E tu non potrai replicare nulla. Anzi. Se sei un imprenditore, da ora in poi dovrai stare attento a dove metti i piedi perché il tuo nome, finito malamente sui giornali, puzza di scandalo e questo non sarà un buon segno né per i fornitori né tanto meno per le banche. Se sei un esponente politico, il quadro che avrai davanti sarà ancora più nero e dovrai prepararti al peggio: nel caso in cui tu ricoprissi un incarico ti chiederanno immediatamente le dimissioni; se invece nutri ancora una qualche ambizione, sappi che la gogna alla quale ti hanno sottoposto ha ammorbato ogni tua aspettativa. Politicamente parlando, ti hanno fatto fuori: da ora in poi i tuoi nemici gongoleranno mentre i tuoi amici puntualmente ti eviteranno. Come si fa con un appestato.
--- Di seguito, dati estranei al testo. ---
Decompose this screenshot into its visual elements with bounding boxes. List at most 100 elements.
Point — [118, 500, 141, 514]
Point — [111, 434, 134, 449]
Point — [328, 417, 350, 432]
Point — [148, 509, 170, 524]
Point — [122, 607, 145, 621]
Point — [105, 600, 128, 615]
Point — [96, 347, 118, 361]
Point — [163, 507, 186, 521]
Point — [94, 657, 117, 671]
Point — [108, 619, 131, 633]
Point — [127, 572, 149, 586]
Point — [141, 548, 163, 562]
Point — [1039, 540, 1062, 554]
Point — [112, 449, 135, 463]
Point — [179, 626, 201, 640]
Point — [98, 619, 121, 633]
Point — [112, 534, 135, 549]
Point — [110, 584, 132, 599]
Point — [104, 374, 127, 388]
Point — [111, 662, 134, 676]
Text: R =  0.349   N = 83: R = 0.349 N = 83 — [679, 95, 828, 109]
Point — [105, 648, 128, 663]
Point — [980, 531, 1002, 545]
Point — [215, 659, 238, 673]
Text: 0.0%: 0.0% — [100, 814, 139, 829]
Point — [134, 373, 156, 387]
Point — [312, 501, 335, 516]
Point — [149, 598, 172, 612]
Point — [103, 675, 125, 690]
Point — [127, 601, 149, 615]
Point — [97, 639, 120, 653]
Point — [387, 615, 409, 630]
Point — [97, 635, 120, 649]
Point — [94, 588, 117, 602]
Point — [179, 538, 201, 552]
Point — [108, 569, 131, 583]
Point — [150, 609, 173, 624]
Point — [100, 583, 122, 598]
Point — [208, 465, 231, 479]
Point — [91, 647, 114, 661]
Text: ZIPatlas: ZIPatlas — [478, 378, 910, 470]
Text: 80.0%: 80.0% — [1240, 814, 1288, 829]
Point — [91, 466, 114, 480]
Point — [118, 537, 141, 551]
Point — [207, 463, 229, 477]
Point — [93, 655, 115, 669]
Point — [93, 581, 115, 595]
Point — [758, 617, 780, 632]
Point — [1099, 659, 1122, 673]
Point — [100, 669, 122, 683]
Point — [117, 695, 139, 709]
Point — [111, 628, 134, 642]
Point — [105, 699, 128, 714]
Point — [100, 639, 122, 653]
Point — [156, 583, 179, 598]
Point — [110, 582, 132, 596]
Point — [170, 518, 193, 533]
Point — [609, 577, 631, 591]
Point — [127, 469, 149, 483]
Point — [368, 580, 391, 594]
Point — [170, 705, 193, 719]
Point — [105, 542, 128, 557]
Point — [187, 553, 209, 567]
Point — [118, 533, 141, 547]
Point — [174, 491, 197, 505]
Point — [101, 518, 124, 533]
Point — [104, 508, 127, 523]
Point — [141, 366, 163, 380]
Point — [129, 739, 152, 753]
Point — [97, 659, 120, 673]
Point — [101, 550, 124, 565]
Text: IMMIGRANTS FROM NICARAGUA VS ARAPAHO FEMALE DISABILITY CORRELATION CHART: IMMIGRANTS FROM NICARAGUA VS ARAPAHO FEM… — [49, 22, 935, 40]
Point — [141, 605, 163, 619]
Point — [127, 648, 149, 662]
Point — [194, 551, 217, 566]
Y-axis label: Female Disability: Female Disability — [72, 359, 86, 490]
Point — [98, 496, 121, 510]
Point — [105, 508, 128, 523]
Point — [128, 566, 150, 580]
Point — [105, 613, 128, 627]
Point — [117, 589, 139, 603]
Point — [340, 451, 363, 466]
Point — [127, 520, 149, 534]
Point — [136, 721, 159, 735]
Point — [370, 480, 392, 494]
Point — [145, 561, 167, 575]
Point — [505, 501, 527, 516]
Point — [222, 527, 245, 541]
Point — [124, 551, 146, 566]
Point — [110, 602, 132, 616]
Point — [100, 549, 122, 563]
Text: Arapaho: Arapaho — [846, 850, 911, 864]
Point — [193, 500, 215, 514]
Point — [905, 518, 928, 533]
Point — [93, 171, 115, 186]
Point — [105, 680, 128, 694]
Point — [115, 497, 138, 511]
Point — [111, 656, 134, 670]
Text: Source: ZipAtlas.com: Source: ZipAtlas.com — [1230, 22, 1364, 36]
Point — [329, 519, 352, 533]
Sarà pure triste ammetterlo, ma l’intercettazione telefonica ha cambiato il vocabolario della civiltà giuridica. Perché, oltre ad avere incastrato molti criminali, motivo per cui se n’è fatto e se ne fa tanto uso, è riuscita anche nel miracolo di criminalizzare le banalità. “Tu mi tratti come una sguattera del Guatemala”: una moglie può dirlo al marito mille volte e non succede nulla, affari loro; ma se quello sfogo o quel risentimento finisce in una carta giudiziaria e poi sui giornali l’effetto che fa è tutta un’altra musica. Non solo. Il ricorso sempre più smodato all’intercettazione ha compiuto anche un secondo miracolo. È riuscito, come hanno potuto sperimentare politici e imprenditori, ad assegnare un castigo a tanti innocenti, eliminati dal gioco – che poi era il loro mondo, la loro vita – quasi sempre per “una superiore ragione di giustizia” ma spesso anche per il capriccio o la leggerezza di un magistrato. Chi li risarcirà? La risposta è scontata: nessuno.

Ma forse questa – che pure tocca la dignità di persone finite senza colpa negli inferi blandi della mortificazione e della dimenticanza – non è ancora la domanda da porgere a chi ha il potere di disporre un’intercettazione o a chi avrebbe teoricamente, molto teoricamente, il potere di regolamentare per legge l’uso di questo delicatissimo strumento d’indagine. La domanda irriverente da porre è un’altra e riguarda il fine ultimo di una intercettazione. I magistrati – tutti inclusi e nessuno escluso: la puntualizzazione è doverosa – inizialmente mettono un telefono sotto controllo al solo scopo, come prevede il codice, di scoprire scelleratezze di particolare gravità, reati cioè per i quali è prevista una pena superiore ai cinque anni: l’abuso d’ufficio, per esempio, non lo consentirebbe ma siccome l’indiziato finisce per chiacchierare con più di cinque persone, il pm ipotizza l’associazione a delinquere e tira avanti lo stesso. Se poi però si va a guardare dentro certi corposissimi dossier si scopre che tonnellate e tonnellate di intercettazioni non hanno raggiunto l’obiettivo primario, quello cioè di fornire la prova provata del reato per cui sono state disposte; in compenso però hanno dato la possibilità ai magistrati di avere tanto e tale materiale da non sapere addirittura da dove cominciare.

Tra quei brogliacci c’è tutto il bene e il male del mondo: c’è l’argomento scabroso, c’è il personaggio che mai ti saresti aspettato di trovare, c’è la frase tagliente che può incastrare il sindaco o il ministro, c’è l’ammiccamento obliquo che può mascariare Palazzo Chigi, c’è la buccia di banana sulla quale può scivolare l’eroe antimafia, c’è l’allusione che può rivelare patti scellerati tra un politico e un imprenditore, c’è il parlare a mezza bocca tra il funzionario e l’ipotetico corruttore. Tra quei brogliacci c’è, insomma, un reliquario di nefandezze, vario e variegato; e al magistrato, comodamente seduto sulla riva del fiume, non resta che sfogliare la margherita: questo sì, questo no; questo lo mangio oggi, questo lo mangio domani. Un gioco a nascondere e a svelare dal quale parte, come capita quasi sempre, una nuova giostra: magari più esaltante, magari più promettente. Non per la carriera del pm che indaga, ci mancherebbe altro. Ma per la Giustizia, quella scritta con una maiuscola così maiuscola da meritare il rango di divinità.